24 December 2020

Jean-Daniel Pollet's L'Amour c'est gai, l'amour c'est triste (1971)

After seeing Méditerranée and L'Ordre by Jean-Pollet, indeed after seeing his grave in Cadenet (Vaucluse), it came as some surprise to learn that the director I'd associated with avant-garde films also made weird situation comedies. I can't imagine Philippe Sollers or any of the Tel quel team heralding this film as a masterpiece, but...

We have something of a French version of a Broadway farce,  a vaudeville, with the shy, clown-like tailor Léon (Claude Melki) living in a two-room flat with his sister Marie (Bernadette Lafont), who pretends to be a fortune teller but is in reality a prostitute with her 'boyfriend' Maxime (Jean-Pierre Marielle) as her pimp, which Léon only latterly discovers. And then the unfortunate Arlette (Chantal Goya) arrives from Morlaix carrying little physical but much mental baggage and Léon falls in love with her but is unable to express it.
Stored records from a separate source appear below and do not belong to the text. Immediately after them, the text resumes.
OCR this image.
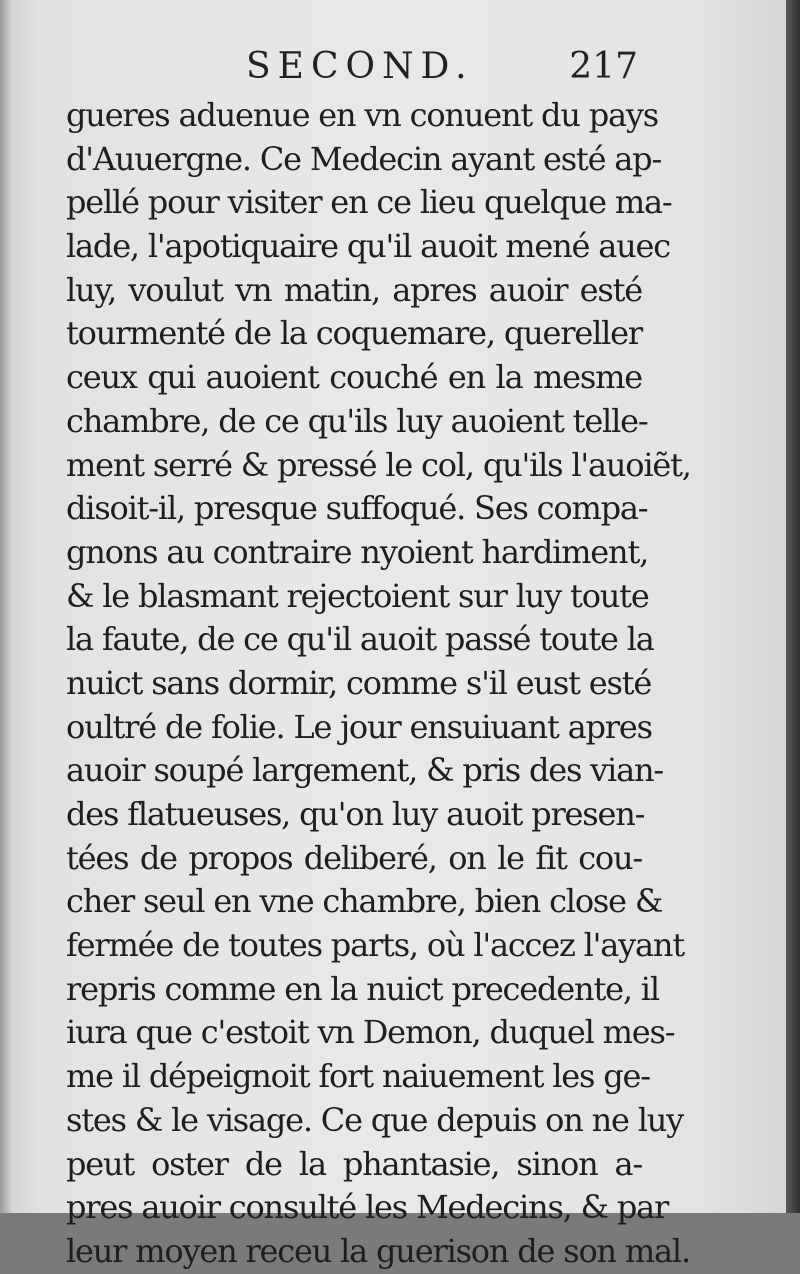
SECOND.	217
gueres aduenue en vn conuent du pays
d'Auuergne. Ce Medecin ayant esté ap-
pellé pour visiter en ce lieu quelque ma-
lade, l'apotiquaire qu'il auoit mené auec
luy, voulut vn matin, apres auoir esté
tourmenté de la coquemare, quereller
ceux qui auoient couché en la mesme
chambre, de ce qu'ils luy auoient telle-
ment serré & pressé le col, qu'ils l'auoiẽt,
disoit-il, presque suffoqué. Ses compa-
gnons au contraire nyoient hardiment,
& le blasmant rejectoient sur luy toute
la faute, de ce qu'il auoit passé toute la
nuict sans dormir, comme s'il eust esté
oultré de folie. Le jour ensuiuant apres
auoir soupé largement, & pris des vian-
des flatueuses, qu'on luy auoit presen-
tées de propos deliberé, on le fit cou-
cher seul en vne chambre, bien close &
fermée de toutes parts, où l'accez l'ayant
repris comme en la nuict precedente, il
iura que c'estoit vn Demon, duquel mes-
me il dépeignoit fort naiuement les ge-
stes & le visage. Ce que depuis on ne luy
peut oster de la phantasie, sinon a-
pres auoir consulté les Medecins, & par
leur moyen receu la guerison de son mal.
There are many shenanigans, Arlette is substituted as a prostitute but (unknown to her) Léon pays to would-be johns' money to Maxime, and anyway Arlette isn't so much a tart with a heart as a someone who hasn't the heart to be a tart. But the film is saved from a happy ending as Arlette goes away. It could have been worse. 

          ADDENDUM: I've just learned that there are cameos by Jacques Doniol-Valcroze and Luc            Doullet in this film!